In 1997 I became a member of Metamora Mennonite Church, Metamora, Illinois. As part of the membership service, the pastor asked me if I was “…willing to give and receive counsel in the congregation?” Standing next to my wife, Melissa, we both answered for ourselves, “I am.”
I still remember that moment. I also remember feeling as if I was the only person in the room who didn’t really comprehend the question. Everyone else seemed to roll with it like they knew exactly what the Pastor was asking. Smiling. Nodding. Affirming our answers.
Since then, I’ve asked that same question to those I have baptized, received into membership, and credentialed.
I still wonder if people really comprehend the question. Do they truly know what they are getting themselves into when they say, “I am”?

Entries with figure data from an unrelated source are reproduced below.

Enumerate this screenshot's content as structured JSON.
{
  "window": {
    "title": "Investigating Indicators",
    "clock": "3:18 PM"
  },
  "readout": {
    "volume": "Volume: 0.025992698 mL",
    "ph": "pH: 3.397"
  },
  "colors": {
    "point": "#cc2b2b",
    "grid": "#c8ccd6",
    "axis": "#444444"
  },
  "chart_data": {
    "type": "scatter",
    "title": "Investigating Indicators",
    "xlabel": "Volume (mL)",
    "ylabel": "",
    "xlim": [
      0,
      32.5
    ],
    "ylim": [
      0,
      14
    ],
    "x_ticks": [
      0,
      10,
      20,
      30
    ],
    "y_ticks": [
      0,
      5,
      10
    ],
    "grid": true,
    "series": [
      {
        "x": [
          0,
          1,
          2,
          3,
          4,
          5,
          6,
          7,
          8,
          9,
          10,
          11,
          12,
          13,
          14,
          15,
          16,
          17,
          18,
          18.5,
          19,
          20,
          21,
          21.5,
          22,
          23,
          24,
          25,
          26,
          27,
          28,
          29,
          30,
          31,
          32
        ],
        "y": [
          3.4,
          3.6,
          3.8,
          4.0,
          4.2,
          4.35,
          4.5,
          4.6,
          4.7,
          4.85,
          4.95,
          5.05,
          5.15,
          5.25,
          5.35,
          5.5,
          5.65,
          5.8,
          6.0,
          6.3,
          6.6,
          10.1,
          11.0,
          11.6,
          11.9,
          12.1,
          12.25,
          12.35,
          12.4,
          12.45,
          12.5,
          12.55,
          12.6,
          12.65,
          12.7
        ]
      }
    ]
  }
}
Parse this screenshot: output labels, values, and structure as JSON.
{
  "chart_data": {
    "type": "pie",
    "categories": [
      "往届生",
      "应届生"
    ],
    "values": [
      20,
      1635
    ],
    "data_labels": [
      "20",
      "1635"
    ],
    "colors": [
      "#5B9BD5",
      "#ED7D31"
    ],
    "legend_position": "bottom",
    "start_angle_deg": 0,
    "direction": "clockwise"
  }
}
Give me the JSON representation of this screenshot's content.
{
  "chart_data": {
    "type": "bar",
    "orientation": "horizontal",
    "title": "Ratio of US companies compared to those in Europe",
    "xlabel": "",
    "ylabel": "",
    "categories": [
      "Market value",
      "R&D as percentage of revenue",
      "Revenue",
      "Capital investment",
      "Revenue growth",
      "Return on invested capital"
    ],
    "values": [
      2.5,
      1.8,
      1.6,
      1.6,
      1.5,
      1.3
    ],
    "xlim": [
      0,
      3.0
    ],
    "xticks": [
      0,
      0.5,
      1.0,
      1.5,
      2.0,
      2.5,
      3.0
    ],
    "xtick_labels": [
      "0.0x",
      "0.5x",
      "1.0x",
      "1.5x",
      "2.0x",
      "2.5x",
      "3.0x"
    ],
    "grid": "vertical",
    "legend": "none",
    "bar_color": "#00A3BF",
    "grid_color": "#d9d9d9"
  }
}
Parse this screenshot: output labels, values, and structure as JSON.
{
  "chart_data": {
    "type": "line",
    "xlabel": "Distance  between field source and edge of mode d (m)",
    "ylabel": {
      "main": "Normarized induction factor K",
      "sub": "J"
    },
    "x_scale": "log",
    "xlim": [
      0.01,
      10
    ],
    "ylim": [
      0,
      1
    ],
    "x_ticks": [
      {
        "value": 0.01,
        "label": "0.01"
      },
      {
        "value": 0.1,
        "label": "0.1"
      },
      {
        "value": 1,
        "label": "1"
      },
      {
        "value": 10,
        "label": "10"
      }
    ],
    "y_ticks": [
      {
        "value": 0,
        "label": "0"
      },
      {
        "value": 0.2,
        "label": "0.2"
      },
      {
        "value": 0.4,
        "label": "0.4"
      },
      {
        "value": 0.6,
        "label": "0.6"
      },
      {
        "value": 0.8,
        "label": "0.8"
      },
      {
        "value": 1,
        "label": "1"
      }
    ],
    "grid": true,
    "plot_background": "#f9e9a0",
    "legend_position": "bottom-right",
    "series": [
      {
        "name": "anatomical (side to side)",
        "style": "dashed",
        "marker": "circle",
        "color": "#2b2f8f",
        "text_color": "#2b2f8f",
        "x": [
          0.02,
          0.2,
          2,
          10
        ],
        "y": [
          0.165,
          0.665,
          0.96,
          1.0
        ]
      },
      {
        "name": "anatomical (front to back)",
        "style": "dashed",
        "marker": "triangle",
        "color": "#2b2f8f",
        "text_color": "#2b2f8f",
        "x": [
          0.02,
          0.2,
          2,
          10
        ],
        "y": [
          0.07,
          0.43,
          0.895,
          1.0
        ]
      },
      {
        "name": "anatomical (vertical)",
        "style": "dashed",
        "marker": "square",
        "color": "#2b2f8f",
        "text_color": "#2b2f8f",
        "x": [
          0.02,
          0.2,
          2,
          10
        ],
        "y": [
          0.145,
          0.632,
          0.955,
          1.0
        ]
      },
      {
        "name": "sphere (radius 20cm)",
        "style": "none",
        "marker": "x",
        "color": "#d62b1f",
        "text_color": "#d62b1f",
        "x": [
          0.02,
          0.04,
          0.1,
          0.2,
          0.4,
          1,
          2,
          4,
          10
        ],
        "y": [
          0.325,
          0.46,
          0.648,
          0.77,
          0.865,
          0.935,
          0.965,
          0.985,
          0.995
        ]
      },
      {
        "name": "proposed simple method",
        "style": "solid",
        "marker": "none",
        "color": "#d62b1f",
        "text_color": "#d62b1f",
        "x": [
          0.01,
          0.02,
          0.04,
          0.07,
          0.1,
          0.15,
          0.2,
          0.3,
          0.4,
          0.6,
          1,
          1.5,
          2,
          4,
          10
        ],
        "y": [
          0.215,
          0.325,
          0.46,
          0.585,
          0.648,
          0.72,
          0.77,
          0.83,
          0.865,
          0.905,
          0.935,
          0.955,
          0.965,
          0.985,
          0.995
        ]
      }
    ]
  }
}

The language of giving and receiving counsel is as strange as it is beautiful. I didn’t fully understand what it meant, but I knew I wanted to be in a church full of people who gave and received counsel. I knew by faith what I would learn over time through experience, this way of doing faith is about more than just me and Jesus or where I go when I die. It is about more than showing up to worship, serving on committees and giving the “three Ts” (time, talent, treasure). It is about trusting this community of people enough to listen to them, to share my perspectives and to make decisions together.
And … it is nearly impossible!
I say nearly impossible instead of straight up impossible because we can do it. But often we choose not to. More to the point, we have been formed in a culture that gives us permission not to and empowers that choice through technology. In 2018 America we have more control over the messages we receive than at any other time in human history. Don’t like what you see or hear? Turn the channel. Switch churches. Consume news from a news channel you agree with. Read articles by people you like. Our ability to curate the messages we engage is sometimes called an echo chamber — a space where we choose to hear voices we already agree with, simply reinforcing what we believe. There is even a Bible app called YouVersion (full disclosure: I’ve also roamed various Bible versions to find the one that makes my sermon point clearly).
The results of “You” versions of nearly everything is a decreased capacity to give and receive counsel.
When I am used to getting my way, I have a harder time making decisions together with others. The consequence of this decreased capacity is fragmentation and polarization.
We separate from people who don’t believe like we do, and often times, enter into an “us versus them” relationship. This is increasingly clear in America as a whole. It is also a trend within Mennonite Church USA.
Here are some questions I wrestle with: How prepared am I to participate in a community that practices giving and receiving counsel? How prepared am I to remain in such a community when what others discern is different than what I discern? How do I practice deep listening when my first instinct when I hear a view I don’t share is to shut down/turn the channel/hit the exit? Is there a good way to enter into communal discernment without losing myself or undervaluing my own insights? How can we avoid group think when we are trying to discern together?
One core of Anabaptist faith and practice is entering into — and remaining in — the community of faith voluntarily, without coercion, through baptism. As we do that, we also voluntarily enter a community where we are responsible to practice deep listening, risky sharing and collaborative discernment. We are responsible for the contribution we make (or don’t make). We take ownership for the impact we make on the community, for good or ill. We strive to make a positive contribution by speaking, listening and discerning together. We practice the Biblical wisdom of being quick to listen, slow to speak and slow to anger.
Giving and receiving counsel is a bedrock practice of Anabaptist-Mennonite faith communities. It is also a helpful corrective to the individualism of our culture.
We can resist the forces of fragmentation and polarization we see all around us. We do that when we agree to give and receive counsel within the church.
It will not be easy. It can be done. With God’s help, may it be so.